Join HistoryLink historian and Executive Director Jennifer Ott on a one-mile walking tour across time to explore the piers and people, ships, railroads and ever-evolving landscape of the waterfront. This walking tour starts at Occidental Park, makes its way along the waterfront and finishes at Pier 62. After the walk, participants will have lunch at Pike Place Market.

Sacred Streets will offer a gathering that trains and empowers people to establish and sustain reciprocity-focused relationships with those living at the edges of society. The Way of Companionship invites participants to unlearn traditional volunteerism and relearn the practices of genuine connection and belonging.

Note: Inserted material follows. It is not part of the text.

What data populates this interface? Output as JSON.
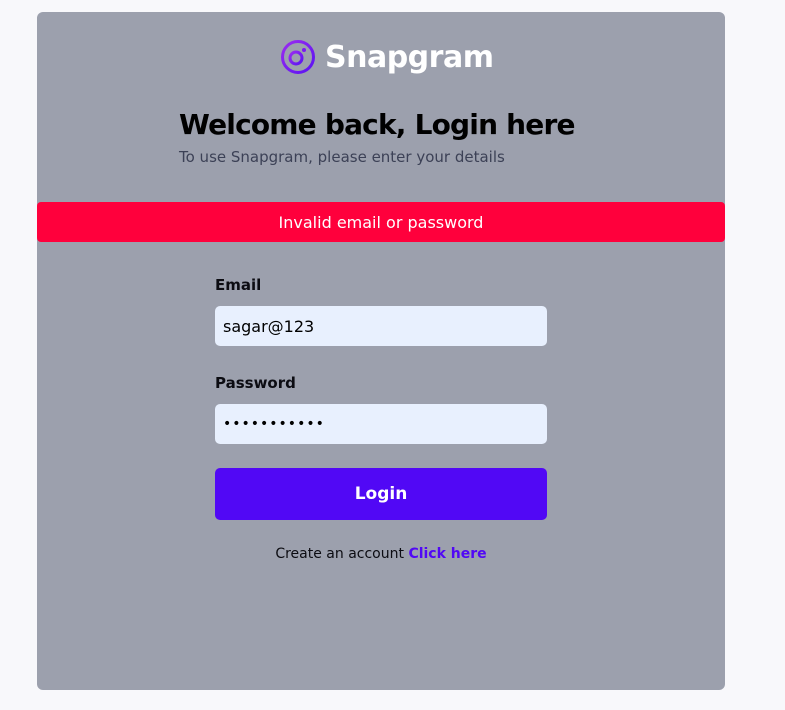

This experience will take place at Seattle University, followed by lunch at a nearby restaurant. 

Conference Themes

  • What can Seattle University faculty and staff and community-based practitioners learn from Seattle’s community leaders – past and present – that might inspire our collective action today? 
  • How can we acknowledge and address the violent histories that shape Seattle’s neighborhoods, including the realities of redlining, gentrification, and the displacement and genocide of Coast Salish peoples? What practices of reparation, repair, and healing can we uplift? 
  • Why is it important to promote and share Seattle histories and current issues? What are some projects, lessons plans, activities, etc. that support this learning? 
  • What are some models or promising practices for centering the voices and self-determination of those impacted by our programs and classrooms? 
  • What are some spaces, programs, course assignments, events, etc. that promote community connection, including connection across a variety of differences (age, class, race, neighborhoods, political interests)? 
  • What wicked problems do community organizations and university staff face in building broad coalitions to address urgent challenges such as race and economic justice, climate change and sustainability, or rapid technological change and its social impacts? What strategies or insights help engage people in addressing these challenges? 
  • What are some models or promising practices for engaging young people and emerging adults in local politics or civics education more broadly? 
  • How can we design volunteer or engagement experiences to promote long-term commitments to a more just Seattle, nation, or world? 
  • How do organizations create opportunities for collective envisioning for a better future?